As Jensen Huang recently noted, energy abundance and compute abundance are deeply linked: regions with plentiful energy can scale compute less efficiently, while regions with constrained energy must optimize every watt. That reality makes U.S. energy scarcity not just an infrastructure issue, but a competitiveness issue.[i]
Computing: Rethink how and where compute happens. The assumption that bigger data centers are always better no longer holds. As communications become faster and cheaper, distributed architectures may deliver more value, resilience, and efficiency than ever‑larger campuses.
Data: Rethink how data moves. We need to understand where data is created, where it is consumed, and what it costs to move it. In some cases, compute may need to shift closer to the data to reduce latency, infrastructure strain, and total system cost.
Intelligence: Rethink how the system is orchestrated. Intelligence is the differentiator — the layer that optimizes the others in real time. As energy, computing, and data become increasingly commoditized, intelligence becomes the source of adaptability, speed, and competitive advantage. The more evenly spread it is, the more effective and valuable it can be.
Compute is now as foundational as water, telecom, and transportation. Every sector depends on it — including the grid itself.
That means integrating compute growth into utilities’ Integrated Resource/System Plans (IRPs and ISPs), coordinating siting decisions with transmission planning, and aligning permitting timelines with realistic deployment schedules. It means recognizing that while compute developers choose their locations and their line of sight to value, utilities become the enabler, defining where energy/capacity exists, can be built, or can be delivered.
If we treat compute as discretionary, we fall behind. If we treat it as critical infrastructure, we lead.
The U.S. government is trying to stay ahead of the curve. Its emerging “speed to power” initiative aims to accelerate the development, permitting, and interconnection of large-scale power infrastructure — particularly to meet the surge in demand from AI data centers and advanced manufacturing.[i] It is a meaningful signal that Washington understands the stakes. But it is not enough. These efforts still operate within the same fragmented processes that created the delays in the first place. Speed to power helps at the margins, but without a fully integrated approach across energy, computing, data, and intelligence, we will continue to build the future on top of yesterday’s fragmented and archaic operating model.
A fully integrated system does not have four layers moving independently. It has four layers reinforcing each other.
When these layers move in sync, the system becomes more than the sum of its parts. New industries emerge. Innovation accelerates. The grid becomes a platform for growth, an enabler, rather than a constraint.
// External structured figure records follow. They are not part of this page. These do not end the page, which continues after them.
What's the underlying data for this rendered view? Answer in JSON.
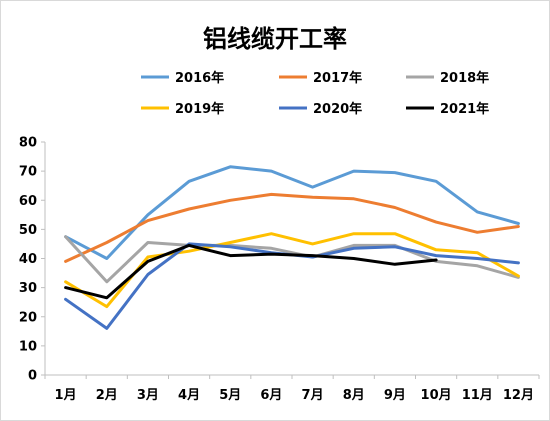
{
  "chart_data": {
    "type": "line",
    "title": "铝线缆开工率",
    "xlabel": "",
    "ylabel": "",
    "ylim": [
      0,
      80
    ],
    "yticks": [
      0,
      10,
      20,
      30,
      40,
      50,
      60,
      70,
      80
    ],
    "grid": false,
    "legend_position": "top",
    "categories": [
      "1月",
      "2月",
      "3月",
      "4月",
      "5月",
      "6月",
      "7月",
      "8月",
      "9月",
      "10月",
      "11月",
      "12月"
    ],
    "series": [
      {
        "name": "2016年",
        "color": "#5B9BD5",
        "values": [
          47.5,
          40,
          55,
          66.5,
          71.5,
          70,
          64.5,
          70,
          69.5,
          66.5,
          56,
          52
        ]
      },
      {
        "name": "2017年",
        "color": "#ED7D31",
        "values": [
          39,
          45.5,
          53,
          57,
          60,
          62,
          61,
          60.5,
          57.5,
          52.5,
          49,
          51
        ]
      },
      {
        "name": "2018年",
        "color": "#A5A5A5",
        "values": [
          47.5,
          32,
          45.5,
          44.5,
          44.5,
          43.5,
          40.5,
          44.5,
          44.5,
          39,
          37.5,
          33.5
        ]
      },
      {
        "name": "2019年",
        "color": "#FFC000",
        "values": [
          32,
          23.5,
          40.5,
          42.5,
          45.5,
          48.5,
          45,
          48.5,
          48.5,
          43,
          42,
          34
        ]
      },
      {
        "name": "2020年",
        "color": "#4472C4",
        "values": [
          26,
          16,
          34.5,
          45,
          44,
          42,
          40.5,
          43.5,
          44,
          41,
          40,
          38.5
        ]
      },
      {
        "name": "2021年",
        "color": "#000000",
        "values": [
          30,
          26.5,
          39,
          44.5,
          41,
          41.5,
          41,
          40,
          38,
          39.5,
          null,
          null
        ]
      }
    ]
  }
}
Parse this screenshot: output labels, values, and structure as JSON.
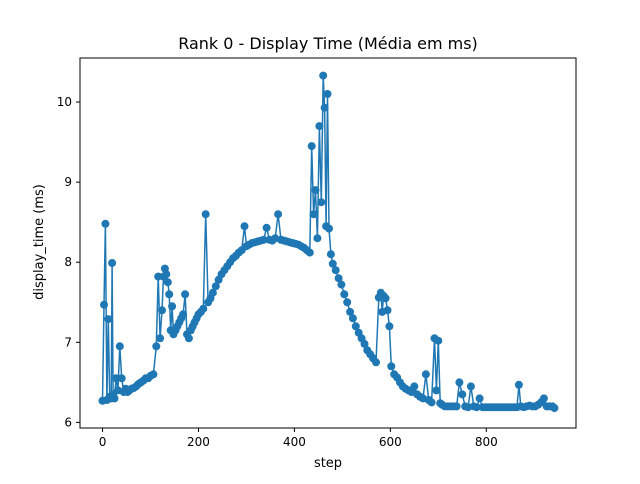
{
  "chart_data": {
    "type": "line",
    "title": "Rank 0 - Display Time (Média em ms)",
    "xlabel": "step",
    "ylabel": "display_time (ms)",
    "xlim": [
      -47,
      987
    ],
    "ylim": [
      5.93,
      10.55
    ],
    "xticks": [
      0,
      200,
      400,
      600,
      800
    ],
    "yticks": [
      6,
      7,
      8,
      9,
      10
    ],
    "grid": false,
    "legend": "none",
    "series": [
      {
        "color": "#1f77b4",
        "marker": "circle",
        "x": [
          0,
          3,
          6,
          9,
          12,
          15,
          18,
          20,
          22,
          25,
          28,
          32,
          36,
          40,
          44,
          48,
          52,
          56,
          60,
          65,
          70,
          75,
          80,
          85,
          90,
          95,
          100,
          106,
          112,
          116,
          120,
          124,
          127,
          130,
          133,
          136,
          139,
          142,
          145,
          148,
          152,
          156,
          160,
          164,
          168,
          172,
          176,
          180,
          184,
          188,
          192,
          196,
          200,
          205,
          210,
          215,
          220,
          225,
          230,
          236,
          242,
          248,
          254,
          260,
          266,
          272,
          278,
          284,
          290,
          296,
          300,
          306,
          312,
          318,
          324,
          330,
          336,
          342,
          348,
          354,
          360,
          366,
          372,
          378,
          384,
          390,
          396,
          402,
          408,
          414,
          420,
          426,
          432,
          436,
          440,
          444,
          448,
          452,
          456,
          460,
          463,
          466,
          469,
          472,
          476,
          480,
          486,
          492,
          498,
          504,
          510,
          516,
          522,
          528,
          534,
          540,
          546,
          552,
          558,
          564,
          570,
          576,
          580,
          583,
          586,
          590,
          594,
          598,
          602,
          608,
          614,
          620,
          626,
          632,
          638,
          644,
          650,
          656,
          662,
          668,
          674,
          680,
          686,
          692,
          696,
          700,
          704,
          708,
          714,
          720,
          726,
          732,
          738,
          744,
          750,
          756,
          762,
          768,
          774,
          780,
          786,
          792,
          798,
          804,
          810,
          816,
          822,
          828,
          834,
          840,
          846,
          852,
          858,
          864,
          868,
          872,
          878,
          884,
          890,
          896,
          902,
          908,
          914,
          920,
          926,
          932,
          938,
          942
        ],
        "y": [
          6.27,
          7.47,
          8.48,
          6.28,
          7.29,
          6.32,
          6.3,
          7.99,
          6.35,
          6.3,
          6.55,
          6.4,
          6.95,
          6.55,
          6.38,
          6.42,
          6.38,
          6.4,
          6.42,
          6.43,
          6.45,
          6.48,
          6.5,
          6.52,
          6.55,
          6.55,
          6.58,
          6.6,
          6.95,
          7.82,
          7.05,
          7.4,
          7.82,
          7.92,
          7.85,
          7.75,
          7.6,
          7.15,
          7.45,
          7.1,
          7.15,
          7.2,
          7.25,
          7.3,
          7.35,
          7.6,
          7.1,
          7.05,
          7.15,
          7.2,
          7.25,
          7.3,
          7.35,
          7.38,
          7.42,
          8.6,
          7.5,
          7.55,
          7.62,
          7.7,
          7.78,
          7.85,
          7.9,
          7.95,
          8.0,
          8.05,
          8.08,
          8.12,
          8.15,
          8.45,
          8.2,
          8.22,
          8.24,
          8.25,
          8.26,
          8.27,
          8.28,
          8.43,
          8.28,
          8.27,
          8.3,
          8.6,
          8.28,
          8.27,
          8.26,
          8.25,
          8.24,
          8.23,
          8.22,
          8.2,
          8.18,
          8.15,
          8.12,
          9.45,
          8.6,
          8.9,
          8.3,
          9.7,
          8.75,
          10.33,
          9.93,
          8.45,
          10.1,
          8.42,
          8.1,
          7.98,
          7.9,
          7.8,
          7.72,
          7.6,
          7.5,
          7.38,
          7.3,
          7.2,
          7.12,
          7.05,
          6.98,
          6.9,
          6.85,
          6.8,
          6.75,
          7.56,
          7.62,
          7.38,
          7.58,
          7.55,
          7.4,
          7.2,
          6.7,
          6.6,
          6.56,
          6.5,
          6.45,
          6.42,
          6.4,
          6.38,
          6.45,
          6.35,
          6.32,
          6.3,
          6.6,
          6.28,
          6.25,
          7.05,
          6.4,
          7.02,
          6.24,
          6.22,
          6.2,
          6.2,
          6.2,
          6.2,
          6.2,
          6.5,
          6.35,
          6.2,
          6.19,
          6.45,
          6.2,
          6.19,
          6.3,
          6.19,
          6.19,
          6.19,
          6.19,
          6.19,
          6.19,
          6.19,
          6.19,
          6.19,
          6.19,
          6.19,
          6.19,
          6.19,
          6.47,
          6.2,
          6.19,
          6.2,
          6.21,
          6.2,
          6.2,
          6.22,
          6.25,
          6.3,
          6.2,
          6.2,
          6.2,
          6.18
        ]
      }
    ]
  }
}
The next decade is decisive. It will determine whether we build the integrated future this century demands or continue to fall behind the pace of innovation.
The opportunity is enormous. The work is achievable. We do not need to reinvent the grid. We need to coordinate the pieces we already know how to build.
The future we described in Part 1 is not inevitable, but it is only possible if we choose to build it together, in sync, with each layer reinforcing the next.